A website hosted by the Sabarmati Ashram is an authentic and comprehensive source for all things Gandhian
Ashish Mehta | October 1, 2014
My life is my message, said Gandhi. If you are a student of Gandhiana, you don’t have access to that life today, but it is encapsulated in his words, all of which are available in The Collected Works of Mahatma Gandhi. (The Gujarati edition bears a richly imaginative title of Gandhi’s ‘Akshar Deh’ – the body of words and the body imperishable.)
So, the task is cut out for you if you want to explore beyond the fundamental works. The task, however, is difficult – even in logistic terms. The Collected Works come in 100 volumes. The cost is not a factor, the whole set can be had in about '5,000 from the publications division. But, firstly, the edition has been out of print for long (after the revision controversy of the previous NDA regime time). Secondly, even if you get hold of one, you will need a couple of shelves to house them all.
Thus, the best recourse is a well-stocked library, in case there is one in your town. In Delhi, there is even a library dedicated to the man, in the Gandhi museum, opposite Rajghat. It has all the charms and dusty air of an old-time library. But if your town does not have a library with a set of the work under consideration, or there is one but you are short of time and want to pursue the studies at your own pace, what do you do?
Of course, the Works have been available on the net, but there was a glitch: they were in the controversially revised version with unnecessary editing and even altogether chopping off of crucial content – a sacrilege for scholars.
All of the above problems were solved more than a year ago, with the launch of the ‘Gandhi heritage portal’ (www.gandhiheritageportal.org/). Gandhi’s body imperishable is now secure in the cyberspace, thanks to a long-term project of the culture ministry, undertaken by the Sabarmati Ashram Preservation and Memorial Trust (that is, Sabarmati Ashram).
A little backgrounder: when the Mahatma’s great-grandson Tushar Gandhi announced plans to partially re-enact the historic Dandi march on its 75th anniversary in 2005, Sonia Gandhi attempted to do what Nehru too had tried: making it a Congress event. After the march, the government announced plans to maintain and commemorate not only Dandi but all those places associated with Gandhi many of which were forgotten and in disrepair.

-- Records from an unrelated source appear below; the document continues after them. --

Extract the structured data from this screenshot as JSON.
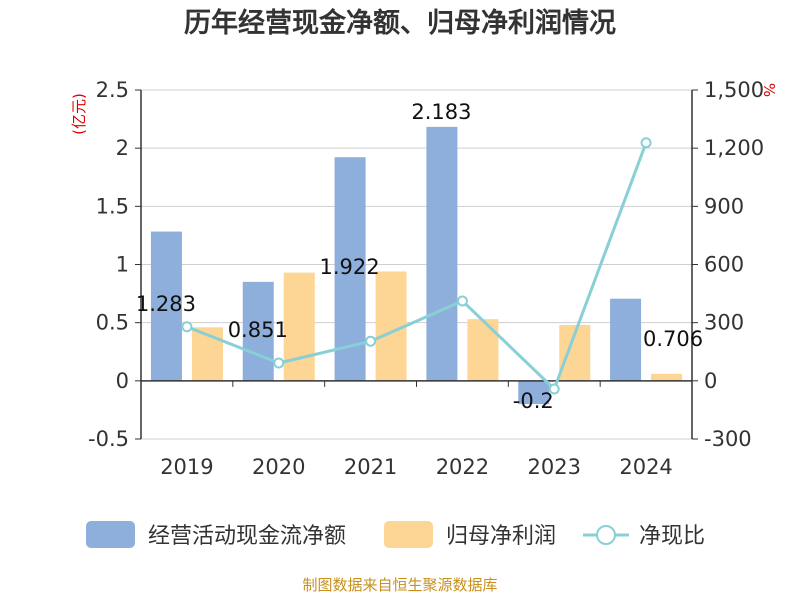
{
  "chart_data": {
    "type": "bar",
    "title": "历年经营现金净额、归母净利润情况",
    "categories": [
      "2019",
      "2020",
      "2021",
      "2022",
      "2023",
      "2024"
    ],
    "series": [
      {
        "name": "经营活动现金流净额",
        "kind": "bar",
        "axis": "left",
        "color": "#8eaedb",
        "values": [
          1.283,
          0.851,
          1.922,
          2.183,
          -0.2,
          0.706
        ],
        "labels": [
          "1.283",
          "0.851",
          "1.922",
          "2.183",
          "-0.2",
          "0.706"
        ]
      },
      {
        "name": "归母净利润",
        "kind": "bar",
        "axis": "left",
        "color": "#fdd594",
        "values": [
          0.46,
          0.93,
          0.94,
          0.53,
          0.48,
          0.06
        ]
      },
      {
        "name": "净现比",
        "kind": "line",
        "axis": "right",
        "color": "#88d0d6",
        "values": [
          279,
          92,
          204,
          412,
          -42,
          1228
        ]
      }
    ],
    "y_left": {
      "unit": "(亿元)",
      "ylim": [
        -0.5,
        2.5
      ],
      "ticks": [
        {
          "v": 2.5,
          "t": "2.5"
        },
        {
          "v": 2,
          "t": "2"
        },
        {
          "v": 1.5,
          "t": "1.5"
        },
        {
          "v": 1,
          "t": "1"
        },
        {
          "v": 0.5,
          "t": "0.5"
        },
        {
          "v": 0,
          "t": "0"
        },
        {
          "v": -0.5,
          "t": "-0.5"
        }
      ]
    },
    "y_right": {
      "unit": "%",
      "ylim": [
        -300,
        1500
      ],
      "ticks": [
        {
          "v": 1500,
          "t": "1,500"
        },
        {
          "v": 1200,
          "t": "1,200"
        },
        {
          "v": 900,
          "t": "900"
        },
        {
          "v": 600,
          "t": "600"
        },
        {
          "v": 300,
          "t": "300"
        },
        {
          "v": 0,
          "t": "0"
        },
        {
          "v": -300,
          "t": "-300"
        }
      ]
    },
    "grid": true,
    "legend": "bottom",
    "source": "制图数据来自恒生聚源数据库"
  }
}
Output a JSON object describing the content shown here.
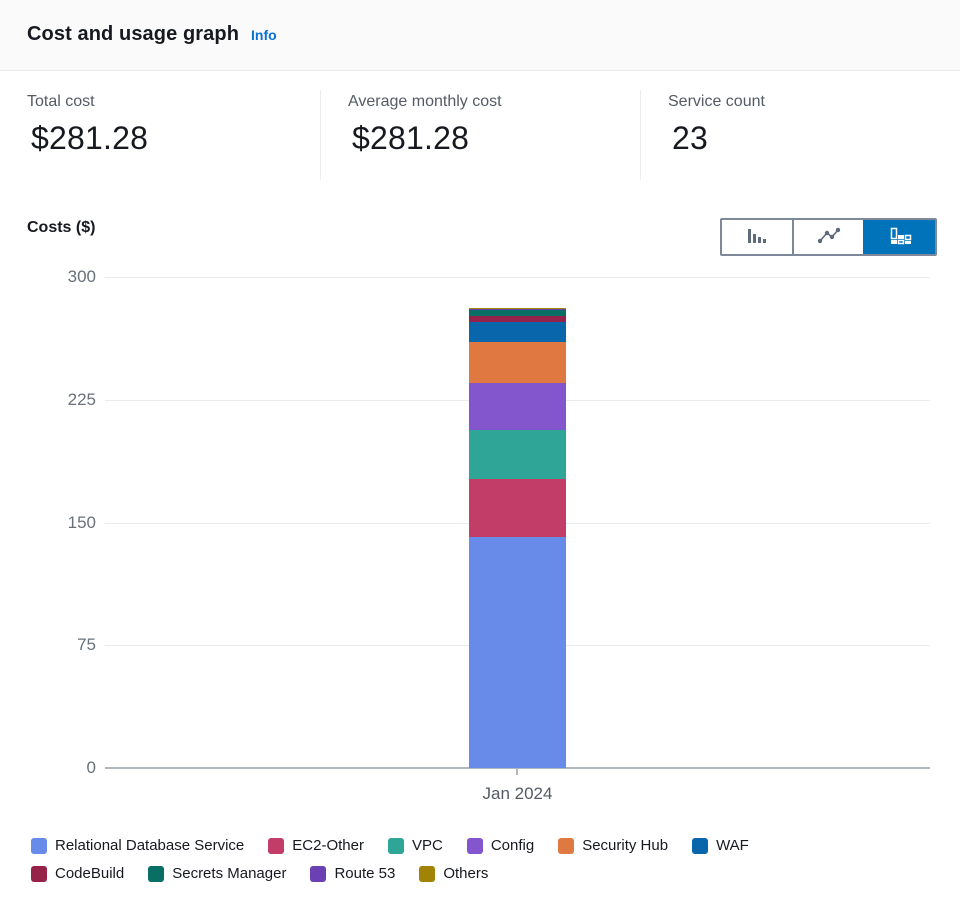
{
  "header": {
    "title": "Cost and usage graph",
    "info_label": "Info"
  },
  "stats": [
    {
      "label": "Total cost",
      "value": "$281.28"
    },
    {
      "label": "Average monthly cost",
      "value": "$281.28"
    },
    {
      "label": "Service count",
      "value": "23"
    }
  ],
  "chart_toolbar": {
    "selected_color": "#0073bb",
    "icon_color": "#5f6b7a",
    "buttons": [
      {
        "name": "bar-chart",
        "selected": false
      },
      {
        "name": "line-chart",
        "selected": false
      },
      {
        "name": "stacked-bar-chart",
        "selected": true
      }
    ]
  },
  "chart_data": {
    "type": "bar",
    "stacked": true,
    "title": "Costs ($)",
    "ylabel": "Costs ($)",
    "categories": [
      "Jan 2024"
    ],
    "series": [
      {
        "name": "Relational Database Service",
        "color": "#688ae8",
        "values": [
          141.0
        ]
      },
      {
        "name": "EC2-Other",
        "color": "#c33d69",
        "values": [
          35.5
        ]
      },
      {
        "name": "VPC",
        "color": "#2ea597",
        "values": [
          30.0
        ]
      },
      {
        "name": "Config",
        "color": "#8456ce",
        "values": [
          28.5
        ]
      },
      {
        "name": "Security Hub",
        "color": "#e07941",
        "values": [
          25.5
        ]
      },
      {
        "name": "WAF",
        "color": "#0a66ab",
        "values": [
          12.0
        ]
      },
      {
        "name": "CodeBuild",
        "color": "#962249",
        "values": [
          3.6
        ]
      },
      {
        "name": "Secrets Manager",
        "color": "#096f64",
        "values": [
          3.6
        ]
      },
      {
        "name": "Route 53",
        "color": "#6b40b2",
        "values": [
          1.2
        ]
      },
      {
        "name": "Others",
        "color": "#a18405",
        "values": [
          0.38
        ]
      }
    ],
    "ylim": [
      0,
      300
    ],
    "yticks": [
      0,
      75,
      150,
      225,
      300
    ],
    "grid": true,
    "legend_position": "bottom",
    "total": 281.28
  }
}
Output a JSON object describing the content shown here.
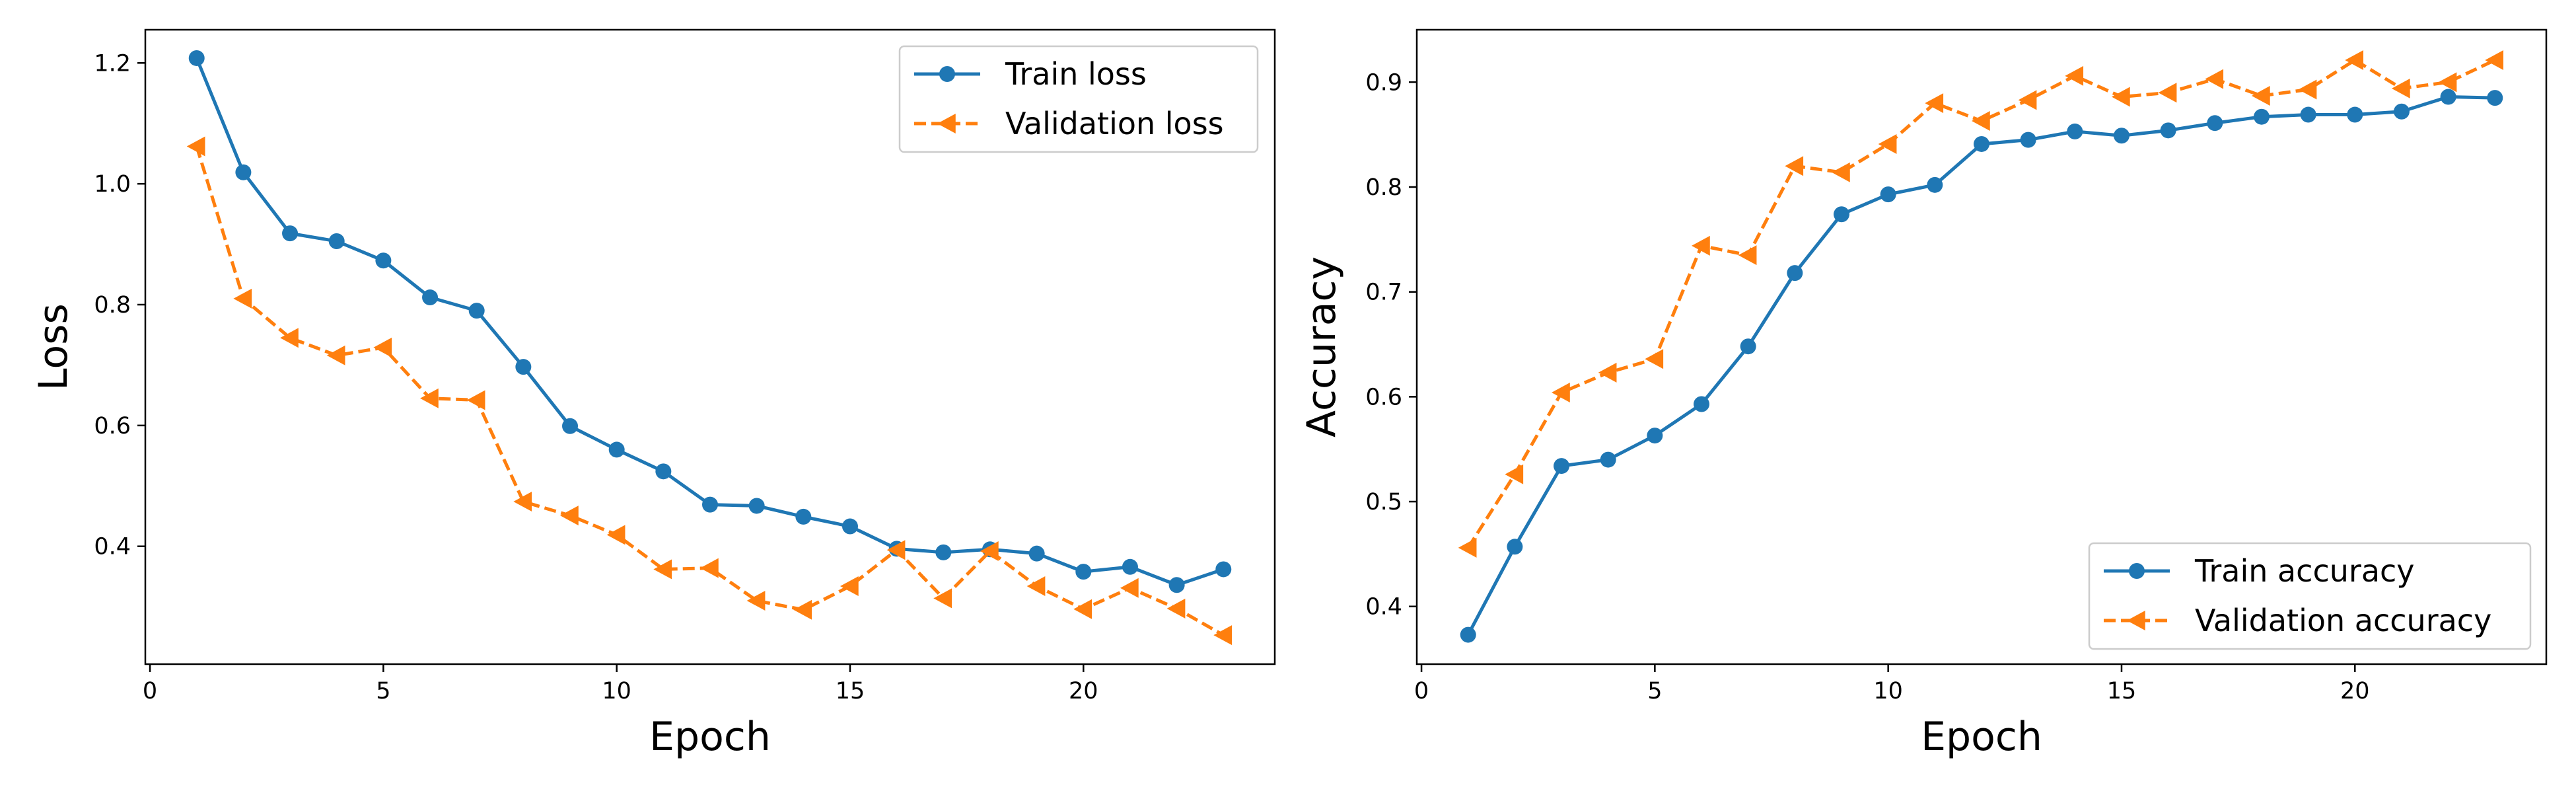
{
  "colors": {
    "train": "#1f77b4",
    "validation": "#ff7f0e"
  },
  "chart_data": [
    {
      "type": "line",
      "xlabel": "Epoch",
      "ylabel": "Loss",
      "xlim": [
        -0.1,
        24.1
      ],
      "ylim": [
        0.205,
        1.255
      ],
      "xticks": [
        0,
        5,
        10,
        15,
        20
      ],
      "yticks": [
        0.4,
        0.6,
        0.8,
        1.0,
        1.2
      ],
      "grid": false,
      "legend_position": "top-right",
      "x": [
        1,
        2,
        3,
        4,
        5,
        6,
        7,
        8,
        9,
        10,
        11,
        12,
        13,
        14,
        15,
        16,
        17,
        18,
        19,
        20,
        21,
        22,
        23
      ],
      "series": [
        {
          "name": "Train loss",
          "marker": "circle",
          "line": "solid",
          "values": [
            1.208,
            1.019,
            0.918,
            0.905,
            0.873,
            0.812,
            0.79,
            0.697,
            0.599,
            0.56,
            0.524,
            0.469,
            0.467,
            0.449,
            0.433,
            0.396,
            0.39,
            0.395,
            0.388,
            0.358,
            0.366,
            0.336,
            0.362
          ]
        },
        {
          "name": "Validation loss",
          "marker": "triangle-left",
          "line": "dashed",
          "values": [
            1.062,
            0.81,
            0.745,
            0.716,
            0.729,
            0.645,
            0.642,
            0.474,
            0.451,
            0.419,
            0.362,
            0.364,
            0.31,
            0.295,
            0.334,
            0.394,
            0.314,
            0.392,
            0.334,
            0.296,
            0.331,
            0.297,
            0.253
          ]
        }
      ]
    },
    {
      "type": "line",
      "xlabel": "Epoch",
      "ylabel": "Accuracy",
      "xlim": [
        -0.1,
        24.1
      ],
      "ylim": [
        0.345,
        0.95
      ],
      "xticks": [
        0,
        5,
        10,
        15,
        20
      ],
      "yticks": [
        0.4,
        0.5,
        0.6,
        0.7,
        0.8,
        0.9
      ],
      "grid": false,
      "legend_position": "bottom-right",
      "x": [
        1,
        2,
        3,
        4,
        5,
        6,
        7,
        8,
        9,
        10,
        11,
        12,
        13,
        14,
        15,
        16,
        17,
        18,
        19,
        20,
        21,
        22,
        23
      ],
      "series": [
        {
          "name": "Train accuracy",
          "marker": "circle",
          "line": "solid",
          "values": [
            0.373,
            0.457,
            0.534,
            0.54,
            0.563,
            0.593,
            0.648,
            0.718,
            0.774,
            0.793,
            0.802,
            0.841,
            0.845,
            0.853,
            0.849,
            0.854,
            0.861,
            0.867,
            0.869,
            0.869,
            0.872,
            0.886,
            0.885
          ]
        },
        {
          "name": "Validation accuracy",
          "marker": "triangle-left",
          "line": "dashed",
          "values": [
            0.456,
            0.526,
            0.604,
            0.623,
            0.636,
            0.744,
            0.735,
            0.82,
            0.814,
            0.841,
            0.88,
            0.863,
            0.883,
            0.906,
            0.886,
            0.89,
            0.903,
            0.887,
            0.893,
            0.921,
            0.894,
            0.9,
            0.921
          ]
        }
      ]
    }
  ]
}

A ‘Gandhi heritage sites panel’ was formed, which according to an official press release made two recommendations towards preservation, protection and dissemination of the tangible and intangible heritage of the Mahatma: setting up a Gandhi heritage sites mission and development of a portal to disseminate his writings in an authentic and unabridged form. The portal went online on September 2 last year.
The Sabarmati Ashram took up the task of preparing the concept design, development and maintenance of the portal. The choice was right: the ashram is the largest repository of Gandhi’s original writings and has an archive of over 6,000 images of the Mahatma and his associates. The portal project has been led by ashram trustee Kartikeya Sarabhai.
Noted Gandhi scholar Tridip Suhrud, who is the director of the trust, explains that the portal is conceptualised around The Collected Works. It has placed the collected works in three languages: English (100 volumes), Hindi (97) and Gujarati (82). These volumes are interlinked to provide easy movement from one text and language to the other. The key texts provide first editions of (when possible) of the key texts of Gandhi: Hind Swaraj, Satyagraha in South Africa, An Autobiography or The Story of My Experiments with Truth, From Yeravda Mandir, Ashram Observances in Action, Constructive Programmes: Their Meaning and Place, Key To Health and Gandhiji’s translation of the Gita as Anasakti Yoga.
The journal section provides electronic versions of the periodicals Gandhi edited including the Indian Opinion, Navajivan and Young India. There is even a sub-section with some of the journals related to the Gandhian imagination and scholarship, for example, Gandhi Marg and Bhoomi Putra. More journals are being added. Of course, the portal also has a ‘gallery’ of audio, visual, film material as well as caricatures, paintings and postage stamps.
The result, as the tallest Gandhian among us today, Narayan Desai, puts it in a documentary video on the portal, is an attempt to put within finite boundaries what is essentially infinite. That humble attempt can introduce the younger generation to the Mahatma: Gujarat Vidyapeeth vice-chancellor and ashram trustee Sudarshan Iyengar said this generation’s interaction with Gandhi is more likely to be in the electronic world than in print.
Of course, the portal is conceived to be much more than just an electronic library. Sarabhai says in the documentary, “From an initial stage where it is an archive, an authentic source, to a stage where it is a dynamic, living forum is the whole journey of this mission.”
The portal, thus, has provided a platform to make sense of Gandhi’s heritage for our times. It can lead to renewed explorations of the ashram archives, and come up with new insights. The publication of the Gandhi-Mirabehn correspondence (see box) is an example.